Peripécias, pilhérias e parvoíces de meia dúzia de alminhas (e um cão).

Prémio AMI

Este ano faço parte do júri que vai atribuir o Prémio AMI 2007. Tudo porque, no ano passado, tive a felicidade de ganhar o dito cujo, ex-aequo com o Daniel Cruzeiro, da SIC.
Escolher entre muitas dezenas trabalhos, de imprensa, rádio e televisão, não é fácil. Posso mesmo dizer que está a revelar-se uma missão espinhosa. Gostosa mas espinhosa. Porque são praticamente todos trabalhos excelentes. O gostoso de ver reportagens bem feitas anda a par e passo com o que me dói não ser eu a fazê-las, não continuar eu a meter a mão na massa, na rua, a ouvir as pessoas e a compor uma história que toque os outros por dentro. Há alturas em que sinto aquela inveja, "O que eu gostava de ter feito isto...". E este é um sentimento que tenho muitas e muitas vezes, o que diz muito sobre a qualidade do que tenho lido, ouvido e visto. Escolher entre todos estes trabalhos vai ser duro. Muito duro. Passo as noites nisto e sinto-me cada vez com menos certezas. Só tenho uma: ainda há muitos bons jornalistas cá no nosso burgo.

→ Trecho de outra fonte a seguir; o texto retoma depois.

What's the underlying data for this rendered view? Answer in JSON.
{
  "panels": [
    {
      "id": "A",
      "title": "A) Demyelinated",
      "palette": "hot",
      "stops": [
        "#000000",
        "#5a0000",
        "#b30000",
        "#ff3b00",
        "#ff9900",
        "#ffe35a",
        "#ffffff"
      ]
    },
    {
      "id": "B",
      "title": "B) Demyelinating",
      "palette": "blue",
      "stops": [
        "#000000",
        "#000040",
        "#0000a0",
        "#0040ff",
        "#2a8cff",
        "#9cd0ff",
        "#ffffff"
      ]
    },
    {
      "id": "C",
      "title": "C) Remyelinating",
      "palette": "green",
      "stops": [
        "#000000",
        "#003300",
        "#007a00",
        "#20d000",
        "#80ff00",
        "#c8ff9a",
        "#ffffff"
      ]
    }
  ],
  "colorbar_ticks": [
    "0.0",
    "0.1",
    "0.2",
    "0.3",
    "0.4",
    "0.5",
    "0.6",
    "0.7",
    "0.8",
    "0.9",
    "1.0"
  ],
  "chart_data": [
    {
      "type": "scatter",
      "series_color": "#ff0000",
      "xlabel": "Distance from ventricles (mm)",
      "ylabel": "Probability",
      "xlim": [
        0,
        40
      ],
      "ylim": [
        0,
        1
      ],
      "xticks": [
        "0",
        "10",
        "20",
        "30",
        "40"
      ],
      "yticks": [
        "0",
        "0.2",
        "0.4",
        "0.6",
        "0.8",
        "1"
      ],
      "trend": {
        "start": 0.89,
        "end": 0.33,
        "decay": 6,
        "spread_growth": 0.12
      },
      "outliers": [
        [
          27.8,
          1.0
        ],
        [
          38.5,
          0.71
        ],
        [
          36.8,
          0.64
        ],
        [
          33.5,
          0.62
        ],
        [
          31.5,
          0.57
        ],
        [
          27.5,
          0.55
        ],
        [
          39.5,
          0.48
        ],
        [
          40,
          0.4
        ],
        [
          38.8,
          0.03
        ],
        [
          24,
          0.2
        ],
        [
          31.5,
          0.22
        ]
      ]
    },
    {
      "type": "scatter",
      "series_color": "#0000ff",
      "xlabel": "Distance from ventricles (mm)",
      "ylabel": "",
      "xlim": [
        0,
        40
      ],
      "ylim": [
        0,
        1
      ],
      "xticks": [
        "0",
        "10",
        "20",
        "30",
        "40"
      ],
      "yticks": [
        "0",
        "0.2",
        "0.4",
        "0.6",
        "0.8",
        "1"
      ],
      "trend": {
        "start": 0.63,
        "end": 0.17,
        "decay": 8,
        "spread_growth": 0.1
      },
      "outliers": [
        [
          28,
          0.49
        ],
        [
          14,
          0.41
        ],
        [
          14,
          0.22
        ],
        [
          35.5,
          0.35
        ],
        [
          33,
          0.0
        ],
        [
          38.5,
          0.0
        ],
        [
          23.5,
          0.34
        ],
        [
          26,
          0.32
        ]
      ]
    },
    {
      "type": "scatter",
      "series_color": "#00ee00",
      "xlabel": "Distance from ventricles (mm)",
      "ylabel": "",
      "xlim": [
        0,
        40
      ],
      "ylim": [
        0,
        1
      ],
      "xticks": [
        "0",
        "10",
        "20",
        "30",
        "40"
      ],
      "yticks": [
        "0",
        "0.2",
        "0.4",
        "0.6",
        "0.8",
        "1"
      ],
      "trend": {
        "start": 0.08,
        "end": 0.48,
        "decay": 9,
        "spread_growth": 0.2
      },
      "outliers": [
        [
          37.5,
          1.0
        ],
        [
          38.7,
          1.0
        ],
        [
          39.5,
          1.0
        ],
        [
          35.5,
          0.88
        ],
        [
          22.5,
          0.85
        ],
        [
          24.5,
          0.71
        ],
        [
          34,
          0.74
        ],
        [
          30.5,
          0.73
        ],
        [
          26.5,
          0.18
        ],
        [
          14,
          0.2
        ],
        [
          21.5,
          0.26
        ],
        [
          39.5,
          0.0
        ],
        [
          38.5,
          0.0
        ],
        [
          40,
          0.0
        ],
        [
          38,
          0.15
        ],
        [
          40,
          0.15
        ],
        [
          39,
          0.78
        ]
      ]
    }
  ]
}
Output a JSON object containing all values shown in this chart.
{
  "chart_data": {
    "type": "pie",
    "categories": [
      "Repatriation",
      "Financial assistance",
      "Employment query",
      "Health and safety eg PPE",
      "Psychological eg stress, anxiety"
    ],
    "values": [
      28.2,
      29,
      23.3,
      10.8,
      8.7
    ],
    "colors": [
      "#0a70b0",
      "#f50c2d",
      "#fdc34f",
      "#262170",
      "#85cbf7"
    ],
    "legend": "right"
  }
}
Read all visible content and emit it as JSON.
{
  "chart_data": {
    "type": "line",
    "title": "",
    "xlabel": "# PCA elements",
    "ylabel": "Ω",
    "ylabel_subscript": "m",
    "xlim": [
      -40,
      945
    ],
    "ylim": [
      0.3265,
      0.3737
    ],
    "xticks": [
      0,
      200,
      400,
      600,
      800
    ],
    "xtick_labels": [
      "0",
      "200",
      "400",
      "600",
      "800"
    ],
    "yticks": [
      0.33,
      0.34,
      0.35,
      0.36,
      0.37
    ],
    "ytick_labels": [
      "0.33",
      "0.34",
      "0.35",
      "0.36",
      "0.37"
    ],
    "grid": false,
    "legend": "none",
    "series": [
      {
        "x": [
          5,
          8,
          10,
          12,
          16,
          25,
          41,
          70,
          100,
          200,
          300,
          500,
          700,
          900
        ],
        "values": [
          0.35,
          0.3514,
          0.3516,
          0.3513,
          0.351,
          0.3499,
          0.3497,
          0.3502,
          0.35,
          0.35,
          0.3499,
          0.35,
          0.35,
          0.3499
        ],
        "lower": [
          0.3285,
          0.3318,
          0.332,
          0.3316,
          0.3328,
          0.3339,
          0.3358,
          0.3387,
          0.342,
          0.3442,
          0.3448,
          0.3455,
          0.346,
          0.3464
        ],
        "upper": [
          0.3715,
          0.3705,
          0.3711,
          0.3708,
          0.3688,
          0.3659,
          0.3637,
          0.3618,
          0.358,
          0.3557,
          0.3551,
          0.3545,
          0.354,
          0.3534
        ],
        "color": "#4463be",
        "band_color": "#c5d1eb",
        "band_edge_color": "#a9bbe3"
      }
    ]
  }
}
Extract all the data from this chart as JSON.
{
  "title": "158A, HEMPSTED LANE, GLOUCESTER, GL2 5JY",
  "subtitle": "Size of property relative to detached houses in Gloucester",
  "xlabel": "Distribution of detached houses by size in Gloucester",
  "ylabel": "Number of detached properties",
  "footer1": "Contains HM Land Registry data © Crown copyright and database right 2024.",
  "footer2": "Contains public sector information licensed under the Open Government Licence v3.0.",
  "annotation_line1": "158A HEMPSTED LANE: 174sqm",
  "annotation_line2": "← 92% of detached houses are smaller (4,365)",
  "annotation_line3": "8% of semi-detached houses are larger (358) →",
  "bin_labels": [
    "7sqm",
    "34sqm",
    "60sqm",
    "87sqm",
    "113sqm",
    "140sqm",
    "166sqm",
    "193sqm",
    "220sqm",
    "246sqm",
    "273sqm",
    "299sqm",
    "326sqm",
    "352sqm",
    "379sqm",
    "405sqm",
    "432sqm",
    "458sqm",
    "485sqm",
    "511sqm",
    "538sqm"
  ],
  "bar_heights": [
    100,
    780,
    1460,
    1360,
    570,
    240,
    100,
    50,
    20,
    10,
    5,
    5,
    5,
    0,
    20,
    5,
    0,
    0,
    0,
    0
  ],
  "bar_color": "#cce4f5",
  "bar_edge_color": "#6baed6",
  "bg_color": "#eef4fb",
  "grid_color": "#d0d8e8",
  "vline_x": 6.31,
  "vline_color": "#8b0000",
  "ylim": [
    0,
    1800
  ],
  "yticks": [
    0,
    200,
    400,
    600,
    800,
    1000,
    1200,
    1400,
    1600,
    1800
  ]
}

Esmeralda, se eu pudesse...

O caso Esmeralda adoece-me. Enlouquece-me. Traz ao de cima o pior (ou será o melhor?) de mim. Confesso que tenho evitado saber do caso porque já cheguei a ficar de tal modo perturbada que dava por mim a chorar e a ter vontade de ajudar o sargento Luís Gomes, a mulher Adelina Lagarto e a filha "Esmeralda". Chego a sonhar que ganho o Euromilhões e que os ajudo a fugir, para muito longe, para viverem com a criança que os ama e que os considera a sua família. Eu sei que o caso é complexo, muito complexo. Que há um pai biológico que, supostamente, anda há muito tempo a querer a filha, empatado por tribunais patéticos que esquecem que, por detrás dos papéis a que têm de dar andamento, há pessoas e vidas em jogo. Mas também sei que quando Aidida Porto, a mãe biológica, disse ao progenitor que estava grávida, ele não quis nem saber.
Enfim. Sei que o caso é complexo mas não entendo como é que um juíz entende que entregar uma criança com seis anos de idade a um desconhecido é a melhor coisa a fazer por ela. A "Esmeralda" tem seis anos. A idade do meu Manel. E eu só imagino o que seria dele se agora um juíz dissesse que o pai dele não era o pai dele e que a mãe dele não era eu. Imagino-o e sinto vontade de morrer. O Manel entraria numa depressão tão grande que não me surpreenderia se se suicidasse. O suicídio em crianças é raro. Mas é provavelmente uma das coisas mais terríveis que pode existir. Uma criança querer desistir de viver é o maior dos contrasensos.
Agora acabo de ler que o Departamento de Pedopsiquiatria e Saúde Infantil e Juvenil do Centro Hospital de Coimbra (CHC) diz que a menina está "apática". Os clínicos dizem sentir-se a «tratar um queimado no meio de um incêndio», já que a criança se revela "apática, desinteressada e desligada de actividades que antes eram gratificantes", criando um quadro clínico semelhante a uma "Perturbação de Ansiedade de Separação com sintomatologia depressiva".
Isto mata-me. Eu nem devia estar a escrever este post antes de ir dormir. Porque o mais certo é que já não consiga fechar os olhos. Quando um tribunal mata uma criança, em nome do seu "superior interesse", estamos irremediavelmente condenados.

Fama

Ainda estou em choque. Na Flórida, oito adolescentes chamaram uma colega da escola a casa de uma delas só para a poderem espancar. Móbil? Filmar tudo para pôr no Youtube. A vítima acabou inconsciente, com um traumatismo craniano, várias contusões e problemas de visão e audição. Os colegas tiveram a fama que buscavam e até tiveram direito a fotografias, de frente e de perfil, na esquadra mais próxima. Os pais da miúda agredida disseram que não conseguiram reconhecer imediatamente a filha no hospital. Deve ter ficado jeitosa.
Fico aterrorizada com esta sede de fama. Desejo de protagonismo, nem que seja pelos piores motivos. Entretanto, a mãe de uma das raparigas detidas disse que Lindsay (o nome da desgraçada espancada) teria provocado os outros jovens com ameaças e insultos no MySpace. Está, pois, explicado. Com pais assim, que desculpabilizam esta barbárie, é fácil perceber como é que os estúpidos dos miúdos acabam assim.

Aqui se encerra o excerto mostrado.